L’intégration des nouvelles technologies dans l’enseignement scolaire à tout niveau est devenu un objectif de politique éducative dans le monde entier. Les recherches sur l’utilisation des technologies par les enseignants montrent que cette intégration est très problématique. La grande majorité des enseignants qui utilisent les technologies dans leur exercice professionnel le font en dehors de la classe (préparation de cours et des évaluations), et ceux qui les utilisent en classe ont tendance à restreindre fortement leur utilisation par les élèves (Betrancourt, 2007). Le cas de l’enseignement des mathématiques n’est pas une exception dans ce panorama.

Dans les années 1998-2000, le Ministère de l’Education de la Colombie a développé le projet « Intégration des Nouvelles Technologies dans l’Enseignement des Mathématiques ». Le but de ce projet était de générer des expériences et des recherches autour de l’utilisation des technologies informatiques pour l’enseignement des mathématiques. Dans le cadre de ce projet, a été constitué un réseau d’enseignants de mathématiques d’écoles secondaires et d’universités, pour collaborer à des expériences de formation et de recherche, en utilisant des calculatrices TI-92, qui incorporent le logiciel Cabri-géomètre de géométrie dynamique . Ayant participé à ce projet dès son élaboration jusqu’à son évaluation, j’ai pris conscience du rôle fondamental de la formation des enseignants dans un projet de ce genre, et de leurs difficultés d’assimilation des nouvelles pratiques mathématiques adaptées aux nouveaux outils disponibles. En effet, on a pu constater que malgré les cours de formation intensifs à l’utilisation de la calculatrice, et la proposition d’un projet didactique autour de la résolution de problèmes, les enseignants faisaient une utilisation ostensive de la technologie, avec des activités très dirigées (Acosta et al, 2004). Ruthven (2004) montre aussi que lorsqu’il y a un effort d’utilisation des logiciels de géométrie dynamique en classe, dans une grande majorité des cas, les enseignants adoptent une stratégie ostensive. Or, les recherches en didactique des mathématiques signalent cette stratégie ostensive comme source de difficultés pour l’apprentissage, étant donné que la construction du sens du savoir mathématique se produit dans l’interaction avec des problèmes auxquels ce savoir donne solution (Vergnaud 1991).
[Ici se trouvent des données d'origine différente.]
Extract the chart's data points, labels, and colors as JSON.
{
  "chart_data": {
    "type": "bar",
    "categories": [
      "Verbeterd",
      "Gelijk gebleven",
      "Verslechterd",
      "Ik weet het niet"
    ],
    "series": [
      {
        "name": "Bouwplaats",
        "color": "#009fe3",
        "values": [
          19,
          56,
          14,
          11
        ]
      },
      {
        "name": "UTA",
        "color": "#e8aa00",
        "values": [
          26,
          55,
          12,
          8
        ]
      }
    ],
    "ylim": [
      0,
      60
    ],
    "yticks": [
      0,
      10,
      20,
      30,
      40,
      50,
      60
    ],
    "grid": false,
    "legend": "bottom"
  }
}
C’est seulement dans le long terme qu’une évolution des pratiques commence à se développer, liée à une double expertise de la part des enseignants : expertise dans l’usage de la technologie, mais aussi dans la « lecture mathématique » qu’ils peuvent faire des actions des élèves avec la technologie (Lagrange, 2002). Dans le but d’améliorer les connaissances sur ces phénomènes, j’ai entrepris une première étude dans mon mémoire de DEA «Environnements Informatiques d’Apprentissage Humain et Didactique » de l’Université Joseph Fourier de Grenoble.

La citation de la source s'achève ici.